1 - Segelas Berdua (1)

11.2K 1.4K 187
                                    

Sebelum membaca, jangan lupa untuk pencet tanda bintang di sudut kiri bawah layar ponselmu dan selalu beri dukungan untuk Leobra! Ayaflu!

=== Leobra===

Suara pantulan bola dan decitan sepatu memenuhi pendengaran Bara sore itu. Hari ini, Bara sedang melakukan sparring basket bersama teman-teman kampusnya. Ekor mata Bara melihat Redza yang memberikan passing padanya. Bara menangkap bola itu dan melakukan dribble. Namun, lagi-lagi ingatan tentang gadis itu mengusiknya.
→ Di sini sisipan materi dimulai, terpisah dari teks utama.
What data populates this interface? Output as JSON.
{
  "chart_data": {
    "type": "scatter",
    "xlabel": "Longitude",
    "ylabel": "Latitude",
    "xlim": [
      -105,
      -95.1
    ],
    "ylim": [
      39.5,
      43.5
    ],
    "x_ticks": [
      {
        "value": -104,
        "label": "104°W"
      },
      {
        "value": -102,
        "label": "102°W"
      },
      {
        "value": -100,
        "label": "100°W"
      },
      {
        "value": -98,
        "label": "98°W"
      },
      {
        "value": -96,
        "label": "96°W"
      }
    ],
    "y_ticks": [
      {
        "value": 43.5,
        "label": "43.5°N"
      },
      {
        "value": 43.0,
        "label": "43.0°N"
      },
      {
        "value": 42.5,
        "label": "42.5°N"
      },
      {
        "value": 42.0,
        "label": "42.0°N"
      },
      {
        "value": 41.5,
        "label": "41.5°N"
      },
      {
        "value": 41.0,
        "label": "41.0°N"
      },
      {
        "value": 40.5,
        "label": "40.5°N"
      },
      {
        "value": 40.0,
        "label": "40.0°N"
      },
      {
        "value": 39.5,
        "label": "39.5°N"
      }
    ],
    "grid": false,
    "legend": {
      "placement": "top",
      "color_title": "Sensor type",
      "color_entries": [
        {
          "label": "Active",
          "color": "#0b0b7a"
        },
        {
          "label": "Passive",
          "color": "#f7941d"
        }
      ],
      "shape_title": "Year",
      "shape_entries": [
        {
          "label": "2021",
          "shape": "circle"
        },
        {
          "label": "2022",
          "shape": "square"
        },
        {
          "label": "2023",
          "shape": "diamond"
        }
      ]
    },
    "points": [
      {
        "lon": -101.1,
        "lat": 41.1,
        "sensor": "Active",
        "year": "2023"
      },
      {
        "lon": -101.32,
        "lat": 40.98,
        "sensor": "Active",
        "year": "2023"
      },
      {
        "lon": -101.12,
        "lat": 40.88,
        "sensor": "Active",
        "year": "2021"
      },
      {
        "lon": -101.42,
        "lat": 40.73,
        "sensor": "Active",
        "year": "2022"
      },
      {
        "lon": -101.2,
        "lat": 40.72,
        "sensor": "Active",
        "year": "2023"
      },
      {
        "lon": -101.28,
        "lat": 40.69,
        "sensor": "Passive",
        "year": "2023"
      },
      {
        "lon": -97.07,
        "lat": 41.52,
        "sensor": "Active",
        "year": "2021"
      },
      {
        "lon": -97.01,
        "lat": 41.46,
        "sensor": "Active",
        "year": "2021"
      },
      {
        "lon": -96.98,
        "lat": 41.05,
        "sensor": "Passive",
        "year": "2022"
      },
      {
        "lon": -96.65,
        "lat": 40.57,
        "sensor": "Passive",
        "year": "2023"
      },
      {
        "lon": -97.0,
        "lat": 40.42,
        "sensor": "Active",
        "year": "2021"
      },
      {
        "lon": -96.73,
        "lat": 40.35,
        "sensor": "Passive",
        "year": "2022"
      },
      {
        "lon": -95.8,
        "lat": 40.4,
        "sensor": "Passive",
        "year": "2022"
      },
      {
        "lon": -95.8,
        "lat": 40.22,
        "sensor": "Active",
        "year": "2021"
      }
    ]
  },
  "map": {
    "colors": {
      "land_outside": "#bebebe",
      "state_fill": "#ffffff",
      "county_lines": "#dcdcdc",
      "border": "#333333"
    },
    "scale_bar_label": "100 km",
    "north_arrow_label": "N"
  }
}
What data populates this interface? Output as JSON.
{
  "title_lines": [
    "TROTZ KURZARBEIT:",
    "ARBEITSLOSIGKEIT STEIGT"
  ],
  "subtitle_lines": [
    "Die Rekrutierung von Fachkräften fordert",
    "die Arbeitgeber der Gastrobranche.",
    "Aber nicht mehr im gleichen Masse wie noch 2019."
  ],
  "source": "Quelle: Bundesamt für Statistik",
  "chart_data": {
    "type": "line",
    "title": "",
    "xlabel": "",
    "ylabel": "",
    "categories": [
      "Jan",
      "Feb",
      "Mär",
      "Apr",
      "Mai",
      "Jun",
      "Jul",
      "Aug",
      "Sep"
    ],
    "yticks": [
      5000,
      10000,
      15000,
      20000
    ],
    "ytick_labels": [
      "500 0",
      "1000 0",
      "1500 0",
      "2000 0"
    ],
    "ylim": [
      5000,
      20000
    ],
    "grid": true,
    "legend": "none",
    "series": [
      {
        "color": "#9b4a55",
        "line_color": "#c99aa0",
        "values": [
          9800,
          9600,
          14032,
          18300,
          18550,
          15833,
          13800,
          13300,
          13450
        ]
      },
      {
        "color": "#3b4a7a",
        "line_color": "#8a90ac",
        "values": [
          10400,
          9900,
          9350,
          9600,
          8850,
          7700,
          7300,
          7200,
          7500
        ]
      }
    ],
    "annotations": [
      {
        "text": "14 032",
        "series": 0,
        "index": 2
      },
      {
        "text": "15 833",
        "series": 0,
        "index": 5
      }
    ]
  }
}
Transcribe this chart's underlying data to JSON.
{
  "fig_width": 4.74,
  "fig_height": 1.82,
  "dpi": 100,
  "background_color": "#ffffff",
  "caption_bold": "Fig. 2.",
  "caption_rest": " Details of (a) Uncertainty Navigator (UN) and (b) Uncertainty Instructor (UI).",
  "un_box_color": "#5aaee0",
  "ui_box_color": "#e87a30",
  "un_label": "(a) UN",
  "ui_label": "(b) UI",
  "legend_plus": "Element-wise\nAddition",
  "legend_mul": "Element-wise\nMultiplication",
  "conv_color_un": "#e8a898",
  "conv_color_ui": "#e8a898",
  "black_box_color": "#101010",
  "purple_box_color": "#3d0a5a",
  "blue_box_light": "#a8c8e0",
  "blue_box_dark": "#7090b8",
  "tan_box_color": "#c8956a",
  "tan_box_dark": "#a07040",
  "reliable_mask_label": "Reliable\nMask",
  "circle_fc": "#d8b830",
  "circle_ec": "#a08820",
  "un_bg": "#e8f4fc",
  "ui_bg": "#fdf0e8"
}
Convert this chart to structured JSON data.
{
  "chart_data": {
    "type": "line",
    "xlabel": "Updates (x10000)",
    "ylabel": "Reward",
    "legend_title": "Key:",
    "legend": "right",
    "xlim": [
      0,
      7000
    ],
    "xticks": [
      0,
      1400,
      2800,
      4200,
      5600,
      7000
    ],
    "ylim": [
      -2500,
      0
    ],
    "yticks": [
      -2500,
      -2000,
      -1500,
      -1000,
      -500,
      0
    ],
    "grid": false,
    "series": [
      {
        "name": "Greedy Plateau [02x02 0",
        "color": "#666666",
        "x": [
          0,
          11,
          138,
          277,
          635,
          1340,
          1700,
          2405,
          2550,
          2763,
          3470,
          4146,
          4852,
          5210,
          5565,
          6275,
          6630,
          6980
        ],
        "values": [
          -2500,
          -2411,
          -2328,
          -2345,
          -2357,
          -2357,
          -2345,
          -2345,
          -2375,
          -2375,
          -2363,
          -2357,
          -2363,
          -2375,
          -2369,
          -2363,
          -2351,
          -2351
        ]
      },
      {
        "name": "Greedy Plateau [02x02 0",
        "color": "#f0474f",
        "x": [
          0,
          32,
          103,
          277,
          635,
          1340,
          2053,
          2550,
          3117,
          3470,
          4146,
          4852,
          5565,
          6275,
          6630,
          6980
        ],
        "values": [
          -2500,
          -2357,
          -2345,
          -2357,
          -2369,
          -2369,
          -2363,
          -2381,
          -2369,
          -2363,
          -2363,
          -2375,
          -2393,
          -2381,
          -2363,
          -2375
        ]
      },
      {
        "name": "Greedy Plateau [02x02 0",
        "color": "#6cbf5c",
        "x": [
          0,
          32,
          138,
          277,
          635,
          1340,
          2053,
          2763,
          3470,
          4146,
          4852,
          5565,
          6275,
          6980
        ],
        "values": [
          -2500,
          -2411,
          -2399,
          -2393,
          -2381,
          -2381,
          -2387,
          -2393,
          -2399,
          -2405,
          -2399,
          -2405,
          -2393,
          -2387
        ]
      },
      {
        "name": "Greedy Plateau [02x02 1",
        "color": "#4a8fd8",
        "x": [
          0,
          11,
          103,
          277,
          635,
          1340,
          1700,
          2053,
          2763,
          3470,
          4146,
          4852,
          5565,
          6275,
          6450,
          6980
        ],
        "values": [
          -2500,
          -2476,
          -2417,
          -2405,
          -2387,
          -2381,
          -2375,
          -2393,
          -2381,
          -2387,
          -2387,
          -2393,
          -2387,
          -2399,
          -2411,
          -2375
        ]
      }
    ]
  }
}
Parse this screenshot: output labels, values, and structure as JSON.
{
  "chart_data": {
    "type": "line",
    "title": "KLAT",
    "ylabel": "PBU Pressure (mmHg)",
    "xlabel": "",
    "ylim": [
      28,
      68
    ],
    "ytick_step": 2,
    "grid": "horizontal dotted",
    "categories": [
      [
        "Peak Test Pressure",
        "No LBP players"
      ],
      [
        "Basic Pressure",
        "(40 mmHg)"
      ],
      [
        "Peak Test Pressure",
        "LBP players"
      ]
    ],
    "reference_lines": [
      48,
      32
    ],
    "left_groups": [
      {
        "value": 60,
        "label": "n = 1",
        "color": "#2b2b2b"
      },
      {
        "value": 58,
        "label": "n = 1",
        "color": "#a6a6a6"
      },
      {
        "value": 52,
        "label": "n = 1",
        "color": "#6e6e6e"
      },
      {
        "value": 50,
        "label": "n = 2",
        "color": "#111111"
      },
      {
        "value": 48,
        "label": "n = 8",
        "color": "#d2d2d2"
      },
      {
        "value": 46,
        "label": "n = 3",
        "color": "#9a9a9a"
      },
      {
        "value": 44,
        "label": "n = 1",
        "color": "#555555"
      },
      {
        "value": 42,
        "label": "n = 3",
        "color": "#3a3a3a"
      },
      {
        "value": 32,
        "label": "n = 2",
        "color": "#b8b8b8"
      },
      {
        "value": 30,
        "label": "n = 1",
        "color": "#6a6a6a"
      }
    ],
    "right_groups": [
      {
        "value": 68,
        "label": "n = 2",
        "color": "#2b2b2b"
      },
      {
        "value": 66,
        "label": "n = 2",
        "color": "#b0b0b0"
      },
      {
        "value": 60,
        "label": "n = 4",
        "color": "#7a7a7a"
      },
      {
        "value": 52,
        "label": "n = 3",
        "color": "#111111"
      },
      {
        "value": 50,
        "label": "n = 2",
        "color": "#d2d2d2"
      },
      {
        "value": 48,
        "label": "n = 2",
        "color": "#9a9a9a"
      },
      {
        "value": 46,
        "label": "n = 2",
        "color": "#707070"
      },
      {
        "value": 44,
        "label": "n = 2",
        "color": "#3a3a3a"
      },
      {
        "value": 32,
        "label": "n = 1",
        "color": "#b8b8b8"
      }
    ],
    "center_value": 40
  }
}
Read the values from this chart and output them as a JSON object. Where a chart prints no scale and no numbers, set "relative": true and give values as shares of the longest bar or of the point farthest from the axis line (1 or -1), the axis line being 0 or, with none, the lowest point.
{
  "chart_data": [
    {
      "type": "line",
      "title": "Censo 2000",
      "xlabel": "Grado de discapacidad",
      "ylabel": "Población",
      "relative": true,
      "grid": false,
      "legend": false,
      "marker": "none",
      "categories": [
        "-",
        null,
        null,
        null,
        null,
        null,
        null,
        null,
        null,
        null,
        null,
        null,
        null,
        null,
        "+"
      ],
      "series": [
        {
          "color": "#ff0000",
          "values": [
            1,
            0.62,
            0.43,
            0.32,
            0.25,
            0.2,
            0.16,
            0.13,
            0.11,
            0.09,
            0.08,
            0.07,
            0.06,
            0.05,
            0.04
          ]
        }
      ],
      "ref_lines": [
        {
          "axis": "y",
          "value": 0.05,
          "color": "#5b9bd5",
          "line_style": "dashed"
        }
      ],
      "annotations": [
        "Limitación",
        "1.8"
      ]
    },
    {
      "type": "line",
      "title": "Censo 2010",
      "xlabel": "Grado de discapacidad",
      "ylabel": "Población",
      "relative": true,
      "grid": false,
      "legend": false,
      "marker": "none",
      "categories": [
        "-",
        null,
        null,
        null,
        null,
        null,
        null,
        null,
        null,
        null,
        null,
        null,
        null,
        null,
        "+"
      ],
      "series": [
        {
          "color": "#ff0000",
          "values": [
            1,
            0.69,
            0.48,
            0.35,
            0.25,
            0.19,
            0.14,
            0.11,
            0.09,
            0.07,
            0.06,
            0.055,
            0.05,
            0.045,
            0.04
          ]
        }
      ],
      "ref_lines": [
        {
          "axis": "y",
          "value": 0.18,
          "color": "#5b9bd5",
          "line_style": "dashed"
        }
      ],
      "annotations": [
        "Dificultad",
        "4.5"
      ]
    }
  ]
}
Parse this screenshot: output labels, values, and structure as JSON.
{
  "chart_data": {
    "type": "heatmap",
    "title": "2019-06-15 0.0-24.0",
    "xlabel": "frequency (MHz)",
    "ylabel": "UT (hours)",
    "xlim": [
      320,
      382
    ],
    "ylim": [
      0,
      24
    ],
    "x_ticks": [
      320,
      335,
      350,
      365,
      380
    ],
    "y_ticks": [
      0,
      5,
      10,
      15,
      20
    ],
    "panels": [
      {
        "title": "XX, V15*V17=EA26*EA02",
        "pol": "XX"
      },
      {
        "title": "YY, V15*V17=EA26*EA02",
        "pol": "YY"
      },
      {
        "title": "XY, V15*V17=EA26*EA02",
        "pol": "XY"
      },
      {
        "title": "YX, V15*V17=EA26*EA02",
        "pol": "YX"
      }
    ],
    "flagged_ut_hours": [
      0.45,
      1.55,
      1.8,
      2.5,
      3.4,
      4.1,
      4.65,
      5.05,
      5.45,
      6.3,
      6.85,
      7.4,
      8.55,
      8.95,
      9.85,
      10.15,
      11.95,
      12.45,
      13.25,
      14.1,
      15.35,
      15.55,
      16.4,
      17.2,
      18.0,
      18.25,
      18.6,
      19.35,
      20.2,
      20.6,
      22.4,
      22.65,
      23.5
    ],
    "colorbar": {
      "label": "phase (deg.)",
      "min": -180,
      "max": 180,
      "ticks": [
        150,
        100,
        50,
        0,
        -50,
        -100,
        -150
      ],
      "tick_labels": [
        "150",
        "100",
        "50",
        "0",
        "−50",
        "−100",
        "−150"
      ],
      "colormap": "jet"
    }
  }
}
Bara rasa otaknya sudah rusak bahkan ia bisa merasakan detak jantung yang meningkat. Hanya mengingat momen kecil itu benar-benar bisa membuat Bara hilang akal. Suara peluit di ujung lapangan membuat Bara terbangun dari khayalannya.

"Bar! Kenapa traveling, Anjir." Qori menepuk pundak Bara dan menampakkan wajah kesal.

Bara mengacak rambut sejenak. "Enggak mood gue," ujar lelaki itu sebelum berjalan menuju kursi di pinggir lapangan dan mengambil kotak rokok yang ada di dalam tas. Ia menyalakan rokok itu dan mulai menghisapnya pelan, membiarkan pikiran tentang gadis itu larut begitu saja.

Namun, beberapa saat kemudian, Bara menginjak rokok sebelum mengacak rambut. "Sialan," rutuknya, "harusnya gue minta nomornya."

Memori tentang pertemuan pertama dengan gadis itu selalu mengusiknya. Bisa dibilang, ia sudah jatuh pada pandangan pertama. Bara melirik Qori yang sedang mengobrol dengan Red. Ia terpikir untuk bertanya kepada Qori tentang Benadra.

Bara menggelengkan kepala, menghapus ide itu dengan cepat. Ada dua kemungkinan yang akan dilakukan oleh Qori kalau itu terjadi. Yang pertama, adalah menertawakan Bara. Yang kedua, ia tak akan memberikan kesempatan pada Bara.

Bara melihat sendiri bagaimana Qori memperlakukan Benadra seperti adik sendiri. Betapa lelaki itu menghawatirkan Benadra saat gadis itu berkata akan menaiki ojek daring di malam hari, dan bagaimana Qori yang memberi pesan layaknya seorang ibu pada Benadra saat gadis itu pamit untuk memasuki indekosnya.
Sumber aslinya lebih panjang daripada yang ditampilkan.